- Directed by: Oleg Asadulin
- Written by: Mikhail Zubko; Konstantin Trofimov;
- Produced by: Georgy Malkov; Egor Shorokhov; Konstantin Trofimov; Mikhail Zubko; Ksenia Bugrimova;
- Starring: Kristina Asmus; Arseny Robak; Boris Dergachev; Mark Bogatyryov; Vasant Balan; Yuliya Topolnitskaya;
- Cinematography: Yuri Kokoshkin
- Production companies: MEGOGO; Wow Oscar Studio;
- Distributed by: KaroRental
- Release date: 2022;
- Running time: 95 minutes
- Country: Russia
- Language: Russian
- Box office: ₽75.3 million; $1.2 million;

= Rolls (2022 film) =

Rolls (Булки) is a 2022 Russian comedy film directed by Oleg Asadulin. The film tells about a girl who dreams of her own cafe and finds herself in Sri Lanka, deprived of money, documents and a spouse, but with a hangover and three guys who do not like her at all, played by Kristina Asmus.

Rolls is scheduled to be theatrically released in 2022, by KaroRental.

== Plot ==
Talented baker Tanya Babanina from Protvino near Moscow is a master in the kitchen and dreams of opening her own café. However, to achieve her dream, she must step out of her comfort zone. Tanya's journey takes her on an international adventure, leading her to Sri Lanka. There, she finds herself without money or documents, having just experienced betrayal from her husband immediately after their wedding. In a state of confusion and hangover, she unexpectedly ends up sharing a roof with three frustrated young men, complicating her situation even further.

== Cast ==
- Kristina Asmus as Tatiana "Tanya" Babanina, a baker / the second I am Tanya
- Arseny Robak as Boris "Borya" Romantsev, Tanya's fiancé after a divorce
- Boris Dergachev as Sasha
- Mark Bogatyryov as Kirill
- Vasant Balan as Raju, an Indian from entering the island
- Yuliya Topolnitskaya as Olya, Tanya's acquaintance
- Valentina Mazunina as Svetlana "Sveta", a female police officer, and Tanya's friend
- Tatyana Orlova as Elena Babanina, Tanya's mom
- Aleksandr Revenko as Igor, a business man

== Production ==
=== Casting ===
For example, one of the key actors Vasant Balan is a Russian comedian of the Indian descent who could not get a visa to go to Sri Lanka.

=== Filming ===
Principal photography for the project began in early March 2020 and took place in Sri Lanka.
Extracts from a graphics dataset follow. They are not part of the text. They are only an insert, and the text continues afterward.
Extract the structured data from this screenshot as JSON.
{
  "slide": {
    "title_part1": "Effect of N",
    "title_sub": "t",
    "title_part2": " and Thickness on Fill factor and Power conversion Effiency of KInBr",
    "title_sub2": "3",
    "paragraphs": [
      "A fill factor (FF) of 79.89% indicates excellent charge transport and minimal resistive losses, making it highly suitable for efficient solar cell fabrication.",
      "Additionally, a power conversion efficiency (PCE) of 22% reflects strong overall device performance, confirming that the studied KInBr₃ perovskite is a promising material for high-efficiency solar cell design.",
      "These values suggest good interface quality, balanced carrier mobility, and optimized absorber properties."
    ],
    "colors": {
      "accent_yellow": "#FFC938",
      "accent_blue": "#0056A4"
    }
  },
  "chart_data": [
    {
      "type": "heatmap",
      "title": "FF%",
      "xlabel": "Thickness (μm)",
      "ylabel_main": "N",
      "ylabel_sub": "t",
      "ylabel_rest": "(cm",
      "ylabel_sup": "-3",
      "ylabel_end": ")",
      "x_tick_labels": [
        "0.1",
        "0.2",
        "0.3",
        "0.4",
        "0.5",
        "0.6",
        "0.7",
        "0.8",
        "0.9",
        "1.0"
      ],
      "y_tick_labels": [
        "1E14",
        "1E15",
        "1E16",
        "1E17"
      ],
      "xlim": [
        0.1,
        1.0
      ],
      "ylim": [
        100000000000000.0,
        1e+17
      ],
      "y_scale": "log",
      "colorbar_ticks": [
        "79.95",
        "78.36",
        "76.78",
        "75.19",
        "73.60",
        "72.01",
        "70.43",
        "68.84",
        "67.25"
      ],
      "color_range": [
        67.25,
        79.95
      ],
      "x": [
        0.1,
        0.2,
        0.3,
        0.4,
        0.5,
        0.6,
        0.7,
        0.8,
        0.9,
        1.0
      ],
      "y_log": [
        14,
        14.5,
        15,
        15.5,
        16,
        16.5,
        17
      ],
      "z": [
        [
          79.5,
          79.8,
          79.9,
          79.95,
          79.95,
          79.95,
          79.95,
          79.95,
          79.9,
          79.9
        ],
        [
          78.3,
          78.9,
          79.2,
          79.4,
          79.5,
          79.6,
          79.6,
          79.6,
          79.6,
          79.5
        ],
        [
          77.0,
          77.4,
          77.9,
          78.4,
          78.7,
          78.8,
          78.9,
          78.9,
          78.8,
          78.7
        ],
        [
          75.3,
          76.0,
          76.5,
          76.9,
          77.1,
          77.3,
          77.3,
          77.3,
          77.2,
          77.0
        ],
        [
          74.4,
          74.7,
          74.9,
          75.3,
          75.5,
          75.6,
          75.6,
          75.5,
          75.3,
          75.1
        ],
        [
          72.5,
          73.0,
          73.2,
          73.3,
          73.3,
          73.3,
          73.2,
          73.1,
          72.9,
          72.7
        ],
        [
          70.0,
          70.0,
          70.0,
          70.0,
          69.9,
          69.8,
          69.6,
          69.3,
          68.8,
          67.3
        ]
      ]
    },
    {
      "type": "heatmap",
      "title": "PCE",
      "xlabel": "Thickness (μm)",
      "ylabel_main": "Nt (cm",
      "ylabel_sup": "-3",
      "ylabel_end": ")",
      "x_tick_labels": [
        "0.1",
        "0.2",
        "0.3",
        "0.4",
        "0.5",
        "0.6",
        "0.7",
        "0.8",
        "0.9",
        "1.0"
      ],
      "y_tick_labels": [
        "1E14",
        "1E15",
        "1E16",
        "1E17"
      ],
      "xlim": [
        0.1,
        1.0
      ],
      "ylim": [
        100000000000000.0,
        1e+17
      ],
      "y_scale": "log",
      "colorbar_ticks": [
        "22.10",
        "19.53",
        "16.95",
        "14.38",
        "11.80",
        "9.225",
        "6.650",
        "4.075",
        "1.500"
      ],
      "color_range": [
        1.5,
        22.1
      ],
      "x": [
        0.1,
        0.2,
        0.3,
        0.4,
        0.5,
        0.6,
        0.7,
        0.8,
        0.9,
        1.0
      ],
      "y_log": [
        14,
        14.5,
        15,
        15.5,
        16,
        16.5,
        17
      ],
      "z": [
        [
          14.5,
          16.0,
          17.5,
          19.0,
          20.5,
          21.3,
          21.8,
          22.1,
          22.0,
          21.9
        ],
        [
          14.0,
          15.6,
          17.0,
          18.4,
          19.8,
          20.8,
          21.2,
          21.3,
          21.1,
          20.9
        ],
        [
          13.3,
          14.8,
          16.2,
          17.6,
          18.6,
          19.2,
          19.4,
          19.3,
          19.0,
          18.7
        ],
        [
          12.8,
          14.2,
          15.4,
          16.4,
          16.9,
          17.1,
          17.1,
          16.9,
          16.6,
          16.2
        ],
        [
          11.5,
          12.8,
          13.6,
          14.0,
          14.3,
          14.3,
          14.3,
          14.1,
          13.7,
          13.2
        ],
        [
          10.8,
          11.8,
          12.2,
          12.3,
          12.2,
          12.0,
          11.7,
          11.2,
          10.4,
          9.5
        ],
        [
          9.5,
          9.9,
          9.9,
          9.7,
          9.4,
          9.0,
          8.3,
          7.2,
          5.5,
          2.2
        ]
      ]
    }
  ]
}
On March 12, after finishing the filming block, all the artists returned to Moscow. Six days later, Colombo Airport stopped operating all overseas flights due to the pandemic. The entire film crew did not have time to leave the island, in connection with this, the production of the film was temporarily suspended, as the team was under quarantine measures.

In the summer of 2021, it became known that the filming of the comedy in Sri Lanka had resumed. The film crew had to face a lot of unforeseen difficulties after a year and a half after a forced pause due to the pandemic.

== Release ==
The first teaser trailer of Rolls was released on November 19, 2021.